Вернулась к обеду. Спокойная. Поставила варить борщ.
А вечером, когда Гена опять завёл про «оформить по уму», Антонина обтерла ладони фартуком и достала из шкафа сложенный лист.
— Вот, Геночка. Оформила.
Гена схватил, развернул. Читал долго. Губы шевелились.
— Это… завещание?
— Угу. На внучку. На Лизоньку. Чтоб у девочки угол был. Свой. Чтоб никто не попрекнул.
Гена поднял глаза. Лицо стало серым.
— А я?
— А ты живи, — Антонина пожала плечами. — Кто ж тебя гонит. Пока живёшь.
— Тоня, ты что… ты что себе…
— Ничего, Геночка. Ешь, стынет.
Он положил бумагу. Каша застряла в горле. Так и сидел, не зная, куда руки деть.
— А Аллочка-то твоя нотариуса предлагала, — добавила Антонина, помешивая в кастрюле. — Своего. По-божески.
Гена дёрнулся.
— Какого нотариуса? Я… я не говорил ей ничего такого.
— Ну как же. Она про наши бумаги всё знает. По-дружески.

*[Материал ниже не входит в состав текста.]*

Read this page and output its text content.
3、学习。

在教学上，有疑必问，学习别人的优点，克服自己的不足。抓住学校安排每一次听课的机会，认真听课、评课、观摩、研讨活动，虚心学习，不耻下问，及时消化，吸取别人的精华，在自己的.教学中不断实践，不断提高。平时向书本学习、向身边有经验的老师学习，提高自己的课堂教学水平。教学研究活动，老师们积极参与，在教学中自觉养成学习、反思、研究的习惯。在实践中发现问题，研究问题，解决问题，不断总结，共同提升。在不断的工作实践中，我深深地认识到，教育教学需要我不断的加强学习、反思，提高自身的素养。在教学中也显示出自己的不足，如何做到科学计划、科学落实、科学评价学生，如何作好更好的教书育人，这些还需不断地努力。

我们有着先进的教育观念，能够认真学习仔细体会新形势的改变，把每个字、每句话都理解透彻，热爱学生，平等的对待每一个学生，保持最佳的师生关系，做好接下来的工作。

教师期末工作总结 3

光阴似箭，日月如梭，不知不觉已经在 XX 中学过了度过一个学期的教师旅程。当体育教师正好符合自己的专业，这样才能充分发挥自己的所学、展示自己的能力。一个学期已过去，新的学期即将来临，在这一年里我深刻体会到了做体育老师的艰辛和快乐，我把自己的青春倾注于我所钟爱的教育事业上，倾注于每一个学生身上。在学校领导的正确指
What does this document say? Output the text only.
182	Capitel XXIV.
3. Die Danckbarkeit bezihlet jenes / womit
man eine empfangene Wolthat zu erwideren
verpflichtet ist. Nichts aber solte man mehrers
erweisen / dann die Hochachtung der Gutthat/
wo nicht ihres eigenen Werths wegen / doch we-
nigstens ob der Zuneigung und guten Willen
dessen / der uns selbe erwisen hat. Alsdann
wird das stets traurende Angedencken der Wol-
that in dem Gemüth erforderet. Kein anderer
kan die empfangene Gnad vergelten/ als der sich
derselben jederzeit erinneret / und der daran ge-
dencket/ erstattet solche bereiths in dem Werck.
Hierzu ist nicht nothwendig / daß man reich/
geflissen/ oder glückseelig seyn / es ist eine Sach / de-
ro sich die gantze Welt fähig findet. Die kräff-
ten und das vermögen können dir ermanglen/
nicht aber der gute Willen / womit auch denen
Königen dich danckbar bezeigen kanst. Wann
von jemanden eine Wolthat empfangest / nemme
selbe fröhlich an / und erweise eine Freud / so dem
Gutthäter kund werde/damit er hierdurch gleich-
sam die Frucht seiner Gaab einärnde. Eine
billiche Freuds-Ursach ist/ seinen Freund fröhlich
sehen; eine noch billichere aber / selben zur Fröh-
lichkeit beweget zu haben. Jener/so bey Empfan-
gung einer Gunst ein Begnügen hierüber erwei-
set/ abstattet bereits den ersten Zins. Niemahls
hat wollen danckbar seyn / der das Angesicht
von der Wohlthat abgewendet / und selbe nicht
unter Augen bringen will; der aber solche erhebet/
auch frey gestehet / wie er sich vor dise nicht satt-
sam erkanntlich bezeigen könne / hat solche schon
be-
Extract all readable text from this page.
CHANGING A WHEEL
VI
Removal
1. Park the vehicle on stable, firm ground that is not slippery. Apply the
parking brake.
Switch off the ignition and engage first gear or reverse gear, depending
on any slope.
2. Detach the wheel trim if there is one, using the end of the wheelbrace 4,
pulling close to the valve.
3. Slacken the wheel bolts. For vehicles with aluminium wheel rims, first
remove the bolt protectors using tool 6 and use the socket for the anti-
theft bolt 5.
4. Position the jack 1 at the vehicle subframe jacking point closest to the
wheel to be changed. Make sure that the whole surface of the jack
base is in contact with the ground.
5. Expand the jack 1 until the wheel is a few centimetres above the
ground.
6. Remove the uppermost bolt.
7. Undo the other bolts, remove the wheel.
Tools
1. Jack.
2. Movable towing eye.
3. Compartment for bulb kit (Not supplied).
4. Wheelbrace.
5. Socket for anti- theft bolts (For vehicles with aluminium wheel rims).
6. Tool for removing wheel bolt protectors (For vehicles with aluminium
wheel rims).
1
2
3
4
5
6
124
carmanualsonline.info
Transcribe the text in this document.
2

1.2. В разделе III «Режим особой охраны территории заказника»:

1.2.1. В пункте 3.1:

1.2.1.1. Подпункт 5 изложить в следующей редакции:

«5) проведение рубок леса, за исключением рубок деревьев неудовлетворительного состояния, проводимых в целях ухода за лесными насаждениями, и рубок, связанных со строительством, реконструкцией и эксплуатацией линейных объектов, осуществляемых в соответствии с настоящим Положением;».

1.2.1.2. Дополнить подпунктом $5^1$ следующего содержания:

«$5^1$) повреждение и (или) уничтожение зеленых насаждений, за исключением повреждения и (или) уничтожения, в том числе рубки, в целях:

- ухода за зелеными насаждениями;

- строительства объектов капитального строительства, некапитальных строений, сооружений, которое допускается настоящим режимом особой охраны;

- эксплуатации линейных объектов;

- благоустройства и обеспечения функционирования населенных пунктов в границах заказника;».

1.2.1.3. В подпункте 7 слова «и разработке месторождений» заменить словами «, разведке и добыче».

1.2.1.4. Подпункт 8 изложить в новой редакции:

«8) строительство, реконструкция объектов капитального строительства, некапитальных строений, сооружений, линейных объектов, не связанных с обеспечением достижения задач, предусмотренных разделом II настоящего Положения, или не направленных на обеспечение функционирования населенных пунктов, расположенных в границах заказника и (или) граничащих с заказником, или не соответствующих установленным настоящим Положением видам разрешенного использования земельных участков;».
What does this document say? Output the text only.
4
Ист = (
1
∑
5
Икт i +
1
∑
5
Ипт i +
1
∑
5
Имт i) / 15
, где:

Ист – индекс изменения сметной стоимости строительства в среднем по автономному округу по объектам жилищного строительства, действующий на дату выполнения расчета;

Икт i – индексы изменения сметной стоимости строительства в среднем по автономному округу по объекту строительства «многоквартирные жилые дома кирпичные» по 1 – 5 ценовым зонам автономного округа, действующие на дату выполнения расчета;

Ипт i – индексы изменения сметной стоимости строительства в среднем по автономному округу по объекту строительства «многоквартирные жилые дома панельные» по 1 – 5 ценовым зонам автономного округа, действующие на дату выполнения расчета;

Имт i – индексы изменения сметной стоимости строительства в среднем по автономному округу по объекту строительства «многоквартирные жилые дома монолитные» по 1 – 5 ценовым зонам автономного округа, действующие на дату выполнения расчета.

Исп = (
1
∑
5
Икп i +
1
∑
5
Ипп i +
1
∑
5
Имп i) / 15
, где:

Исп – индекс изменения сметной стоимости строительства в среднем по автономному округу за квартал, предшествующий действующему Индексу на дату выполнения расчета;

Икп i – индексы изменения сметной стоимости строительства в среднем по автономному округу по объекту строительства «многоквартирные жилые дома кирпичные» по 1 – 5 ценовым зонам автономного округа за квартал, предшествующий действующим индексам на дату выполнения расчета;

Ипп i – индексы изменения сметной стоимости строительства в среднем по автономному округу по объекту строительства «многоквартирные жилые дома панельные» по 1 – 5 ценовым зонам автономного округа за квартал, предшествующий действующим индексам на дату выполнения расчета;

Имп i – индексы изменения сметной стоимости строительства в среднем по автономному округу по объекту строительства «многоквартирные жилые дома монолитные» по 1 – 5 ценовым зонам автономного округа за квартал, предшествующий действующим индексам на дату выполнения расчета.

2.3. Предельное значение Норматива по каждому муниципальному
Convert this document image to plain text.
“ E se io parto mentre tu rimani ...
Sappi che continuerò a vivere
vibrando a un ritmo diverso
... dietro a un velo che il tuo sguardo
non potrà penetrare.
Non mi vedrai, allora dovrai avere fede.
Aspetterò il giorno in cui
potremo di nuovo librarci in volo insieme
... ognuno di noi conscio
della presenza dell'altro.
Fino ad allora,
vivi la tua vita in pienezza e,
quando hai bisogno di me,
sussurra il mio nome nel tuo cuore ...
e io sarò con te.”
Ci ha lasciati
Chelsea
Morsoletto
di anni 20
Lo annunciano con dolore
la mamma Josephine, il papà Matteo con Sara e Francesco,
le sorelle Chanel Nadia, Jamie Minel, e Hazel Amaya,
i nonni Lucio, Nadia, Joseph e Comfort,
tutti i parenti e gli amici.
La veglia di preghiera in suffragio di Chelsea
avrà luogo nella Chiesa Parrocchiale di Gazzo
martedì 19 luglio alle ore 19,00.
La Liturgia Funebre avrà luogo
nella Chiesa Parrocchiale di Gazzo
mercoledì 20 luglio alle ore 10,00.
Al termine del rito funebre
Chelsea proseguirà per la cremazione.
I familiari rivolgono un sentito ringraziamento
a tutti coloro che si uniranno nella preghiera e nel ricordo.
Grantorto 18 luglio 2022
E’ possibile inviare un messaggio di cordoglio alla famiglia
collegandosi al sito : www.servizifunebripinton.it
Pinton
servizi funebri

Гена приоткрыл рот. Слова не нашлись.
— Ешь, — сказала Антонина. — Стынет ведь.
К концу месяца Алла перестала ходить. Ни в среду, ни в выходные. Ни пирога, ни настойки.
Гена спросил как-то, осторожно:
— А чего Аллочка не заглядывает?
— Не знаю, — Антонина дёрнула плечом. — Видать, угол себе нашла. Где-нибудь подальше.
И добавила, разливая борщ по тарелкам:
— Не у нас же.
Гена смолчал. Шаркнул тапками, ушёл к себе.
А Антонина домыла посуду и пошла прилечь в дальнюю комнату. В кресло. Кровать она теперь как-то разлюбила.
Сидела, перебирала спицы — давно хотела внучке носки связать, всё руки не доходили. Дверь, как всегда, не закрывалась плотно. И через щель было слышно, как на кухне капает кран.
Хороший звук. Спокойный. Свой.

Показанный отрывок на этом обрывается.